Re: Changing passwords
One reason for corporate rules on changing passwords regularly is not to defeat serious hacking attempts. It's to defeat the casual sharing of passwords among staff.
I'm currently involved with an organisation where password sharing is the norm and password changes aren't enforced. Trying to ram information security principals and DPA compliance down their throats is hard work, because personal convenience seems to overrule everything as far as the staff (from management level down) are concerned.
It came as a surprise to them to learn that Emily could log onto Richard's computer with her own credentials. So there was no reason for Emily and Richard to know each other's passwords, or as I found out to my dismay for them to USE THE SAME PASSWORD.
They don't like the idea of locking their PC when they walk away from it or having a time out that does it for them even when that timeout is set to 15 minutes. Why? Because it's so damned hard to type in their password when they need to use the PC again.
They don't understand that each user should have their own login for each system. Audit log? Controlling different users access? Removing access when it is no longer needed? None of that is as important as the ease of having credentials of OFFICE and Passw0rd. (Hey look it's got upper and lower case and a number, so it must be secure.)
In another organisation I came across a user who had been logging on to his PC with another user's credentials for weeks. Why? Because he'd locked his account and the service desk was engaged when he phoned.
This is how users behave. Of course they would deny it until pressed hard enough, but are you surprised that malware is so successful when users put ease and convenience ahead of all else?
Oh and don't look down on them. There's nobody reading this who's security practices are perfect.
Oh BTW the linked article above may mention that password cracking software can generate 8 million passwords per second. So what? How long does it take the system trying to be cracked to process each password attempt? Most take a noticable time to respond, even if that's only a tenth of a second that would be about ten days to try those 8 million passwords.
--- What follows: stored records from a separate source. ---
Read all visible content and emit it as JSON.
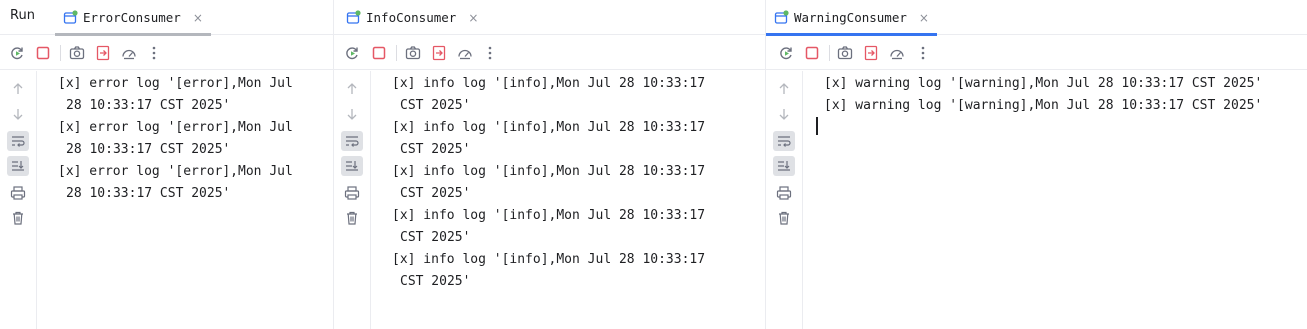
{
  "run_label": "Run",
  "panes": [
    {
      "tab": {
        "label": "ErrorConsumer",
        "close": "×",
        "active": false
      },
      "lines": [
        {
          "first": "[x] error log '[error],Mon Jul",
          "rest": "28 10:33:17 CST 2025'"
        },
        {
          "first": "[x] error log '[error],Mon Jul",
          "rest": "28 10:33:17 CST 2025'"
        },
        {
          "first": "[x] error log '[error],Mon Jul",
          "rest": "28 10:33:17 CST 2025'"
        }
      ]
    },
    {
      "tab": {
        "label": "InfoConsumer",
        "close": "×",
        "active": false
      },
      "lines": [
        {
          "first": "[x] info log '[info],Mon Jul 28 10:33:17",
          "rest": "CST 2025'"
        },
        {
          "first": "[x] info log '[info],Mon Jul 28 10:33:17",
          "rest": "CST 2025'"
        },
        {
          "first": "[x] info log '[info],Mon Jul 28 10:33:17",
          "rest": "CST 2025'"
        },
        {
          "first": "[x] info log '[info],Mon Jul 28 10:33:17",
          "rest": "CST 2025'"
        },
        {
          "first": "[x] info log '[info],Mon Jul 28 10:33:17",
          "rest": "CST 2025'"
        }
      ]
    },
    {
      "tab": {
        "label": "WarningConsumer",
        "close": "×",
        "active": true
      },
      "lines": [
        {
          "first": "[x] warning log '[warning],Mon Jul 28 10:33:17 CST 2025'",
          "rest": ""
        },
        {
          "first": "[x] warning log '[warning],Mon Jul 28 10:33:17 CST 2025'",
          "rest": ""
        }
      ]
    }
  ],
  "toolbar_icons": [
    "rerun-icon",
    "stop-icon",
    "screenshot-icon",
    "export-icon",
    "dashboard-icon",
    "more-icon"
  ],
  "gutter_icons": [
    "up-arrow-icon",
    "down-arrow-icon",
    "soft-wrap-icon",
    "scroll-to-end-icon",
    "print-icon",
    "trash-icon"
  ],
  "colors": {
    "accent": "#3574f0",
    "stop": "#e55765",
    "rerun": "#5fb865",
    "icon": "#6c707e"
  }
}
And that's before you take into account that most systems get suspicious long before 8 million password attempts. A lock after five attempts of only 15 minutes would extend that ten days out to something like 45 years.
Oh and the number of combinations for an 8 digit password is 200,000 billion if you only include letters and numbers. Include easilly typed punctuation that's 5 million billion. How long would it take to get through that lot even at 8 million a second? Properly chosen passwords are not easy to crack.
Scaremongering is fun but only when it's vaguely realistic.